Timeline 2

  • Sedition Act

    President John Adams passes the Naturalization Act, the first of four pieces of controversial legislation known together as the Alien and Sedition Acts, on this day in 1798.
  • Sinking of the Lusitania

    Occurred on Friday, 7 May 1915 during the First World War, as Germany waged submarine warfare against the United Kingdom of Great Britain and Ireland.
  • Zimmerman Telegram

    a message from the German foreign secretary, Arthur Zimmermann
  • Chinese Exclusion Act

    The government felt that Chinese laborers were a threat to order in certain localities. The law stated that for the next ten years the Chinese laborers were suspended from coming into the United States.
  • Red Scare

    Promotion of fear of a potential rise of communism or radical leftism, used by anti-leftist proponents.
  • Immigration Act of 1924

    set quotas that limited annual immigration from particular countries. The legislation identified who could enter as a "non-quota" immigrant.
  • John Scopes - The Monkey Trial

    On July 10th, 1925. The defendant, John Thomas Scopes, was a high school coach and substitute teacher who had been charged with violating the Butler Act by teaching the theory of evolution in his classes. The Butler Act forbid the teaching of any theory that denied the biblical story of Creationism.
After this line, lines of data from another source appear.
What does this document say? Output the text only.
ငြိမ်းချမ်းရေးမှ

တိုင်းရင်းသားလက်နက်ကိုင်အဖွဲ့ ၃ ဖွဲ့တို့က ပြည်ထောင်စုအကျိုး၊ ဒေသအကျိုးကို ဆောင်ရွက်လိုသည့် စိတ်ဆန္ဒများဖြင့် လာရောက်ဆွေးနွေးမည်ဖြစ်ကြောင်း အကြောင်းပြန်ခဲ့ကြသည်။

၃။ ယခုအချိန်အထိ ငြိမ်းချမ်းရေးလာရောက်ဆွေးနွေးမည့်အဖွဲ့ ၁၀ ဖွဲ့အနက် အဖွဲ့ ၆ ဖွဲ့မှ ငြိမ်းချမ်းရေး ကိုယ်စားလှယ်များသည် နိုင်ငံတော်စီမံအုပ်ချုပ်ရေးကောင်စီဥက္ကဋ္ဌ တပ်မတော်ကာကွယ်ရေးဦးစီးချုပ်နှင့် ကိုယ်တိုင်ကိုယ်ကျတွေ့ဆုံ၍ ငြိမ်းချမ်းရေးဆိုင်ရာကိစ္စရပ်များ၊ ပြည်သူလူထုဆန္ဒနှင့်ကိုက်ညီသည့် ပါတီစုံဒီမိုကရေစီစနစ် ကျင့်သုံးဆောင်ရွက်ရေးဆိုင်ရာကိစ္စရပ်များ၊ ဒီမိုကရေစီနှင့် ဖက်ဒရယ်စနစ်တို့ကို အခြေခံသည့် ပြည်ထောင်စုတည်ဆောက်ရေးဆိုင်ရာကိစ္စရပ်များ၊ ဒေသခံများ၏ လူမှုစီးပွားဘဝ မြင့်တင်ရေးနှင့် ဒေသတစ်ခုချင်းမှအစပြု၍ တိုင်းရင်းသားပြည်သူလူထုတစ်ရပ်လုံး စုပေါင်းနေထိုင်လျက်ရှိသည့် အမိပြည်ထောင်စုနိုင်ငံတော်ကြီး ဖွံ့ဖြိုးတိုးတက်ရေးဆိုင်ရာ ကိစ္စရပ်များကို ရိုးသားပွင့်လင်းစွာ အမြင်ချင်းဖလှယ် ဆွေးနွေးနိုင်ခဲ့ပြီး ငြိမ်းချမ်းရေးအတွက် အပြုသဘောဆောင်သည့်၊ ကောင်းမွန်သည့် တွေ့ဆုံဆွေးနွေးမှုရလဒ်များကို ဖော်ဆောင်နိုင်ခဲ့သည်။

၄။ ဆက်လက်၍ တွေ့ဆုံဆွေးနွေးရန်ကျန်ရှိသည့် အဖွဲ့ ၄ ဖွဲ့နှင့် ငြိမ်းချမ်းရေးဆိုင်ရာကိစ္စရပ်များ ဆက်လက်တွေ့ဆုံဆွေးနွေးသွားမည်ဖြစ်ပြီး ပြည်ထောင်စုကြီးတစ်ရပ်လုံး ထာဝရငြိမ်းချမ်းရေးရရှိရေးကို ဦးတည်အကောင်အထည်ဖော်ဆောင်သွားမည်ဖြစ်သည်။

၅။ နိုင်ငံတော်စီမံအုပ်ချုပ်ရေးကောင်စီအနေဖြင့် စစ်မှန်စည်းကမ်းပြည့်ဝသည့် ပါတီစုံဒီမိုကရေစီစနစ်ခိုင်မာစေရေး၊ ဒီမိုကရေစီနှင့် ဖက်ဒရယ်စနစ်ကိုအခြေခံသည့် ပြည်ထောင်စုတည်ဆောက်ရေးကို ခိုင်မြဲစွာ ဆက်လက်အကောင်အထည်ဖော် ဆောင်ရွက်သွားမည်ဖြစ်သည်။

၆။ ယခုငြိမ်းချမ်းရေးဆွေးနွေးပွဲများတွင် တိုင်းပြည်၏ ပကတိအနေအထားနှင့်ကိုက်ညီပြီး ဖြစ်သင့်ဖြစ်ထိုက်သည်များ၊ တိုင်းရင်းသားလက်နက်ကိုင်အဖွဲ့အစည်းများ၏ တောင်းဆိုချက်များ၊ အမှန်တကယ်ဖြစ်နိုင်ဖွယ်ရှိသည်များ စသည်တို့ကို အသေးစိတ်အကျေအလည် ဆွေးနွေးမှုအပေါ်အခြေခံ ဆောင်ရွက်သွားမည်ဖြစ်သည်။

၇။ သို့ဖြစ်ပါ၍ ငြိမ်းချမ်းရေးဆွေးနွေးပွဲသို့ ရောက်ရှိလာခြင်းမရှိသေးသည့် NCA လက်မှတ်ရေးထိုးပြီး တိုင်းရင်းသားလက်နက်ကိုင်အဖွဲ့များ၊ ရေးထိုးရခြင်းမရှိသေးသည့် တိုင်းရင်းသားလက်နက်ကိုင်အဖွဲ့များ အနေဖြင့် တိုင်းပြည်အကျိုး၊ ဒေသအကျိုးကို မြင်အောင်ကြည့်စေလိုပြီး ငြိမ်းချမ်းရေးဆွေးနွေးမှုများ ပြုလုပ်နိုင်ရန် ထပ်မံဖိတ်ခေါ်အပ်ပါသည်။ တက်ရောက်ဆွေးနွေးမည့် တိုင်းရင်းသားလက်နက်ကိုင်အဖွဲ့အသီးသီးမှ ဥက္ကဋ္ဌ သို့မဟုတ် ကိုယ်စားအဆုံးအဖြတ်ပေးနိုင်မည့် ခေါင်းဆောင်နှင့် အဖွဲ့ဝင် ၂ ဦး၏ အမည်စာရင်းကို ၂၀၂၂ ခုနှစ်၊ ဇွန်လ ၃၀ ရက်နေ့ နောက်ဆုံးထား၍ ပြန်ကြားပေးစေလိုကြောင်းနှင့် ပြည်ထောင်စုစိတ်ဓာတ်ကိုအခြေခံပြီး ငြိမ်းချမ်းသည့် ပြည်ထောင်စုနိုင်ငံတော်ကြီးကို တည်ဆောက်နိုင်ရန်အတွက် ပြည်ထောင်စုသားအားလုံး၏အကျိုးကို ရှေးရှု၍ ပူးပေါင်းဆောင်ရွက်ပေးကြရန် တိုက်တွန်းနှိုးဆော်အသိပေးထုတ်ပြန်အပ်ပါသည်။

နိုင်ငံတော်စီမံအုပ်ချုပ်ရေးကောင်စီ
By teaching that man had descended from apes, the theory of evolution, Scopes was charged with breaking the law.
  • Eugene V. Debs

    Began his rise to prominence in Indiana’s Terre Haute lodge of the Brotherhood of Locomotive Firemen. He entered politics as a Democratic City Clerk in 1879, and in 1885 he was elected to the Indiana State Assembly with broad support from Terre Haute’s workers and businessmen.
  • 18th - 21st amendments

    The movement reached its apex in 1920 when Congress ratified the 18th Amendment, prohibiting the manufacture, transportation and sale of intoxicating liquors.
  • Jim Crow laws

    the laws that enforced racial segregation in the South between the end of Reconstruction in 1877 and the beginning of the civil rights movement in the 1950s.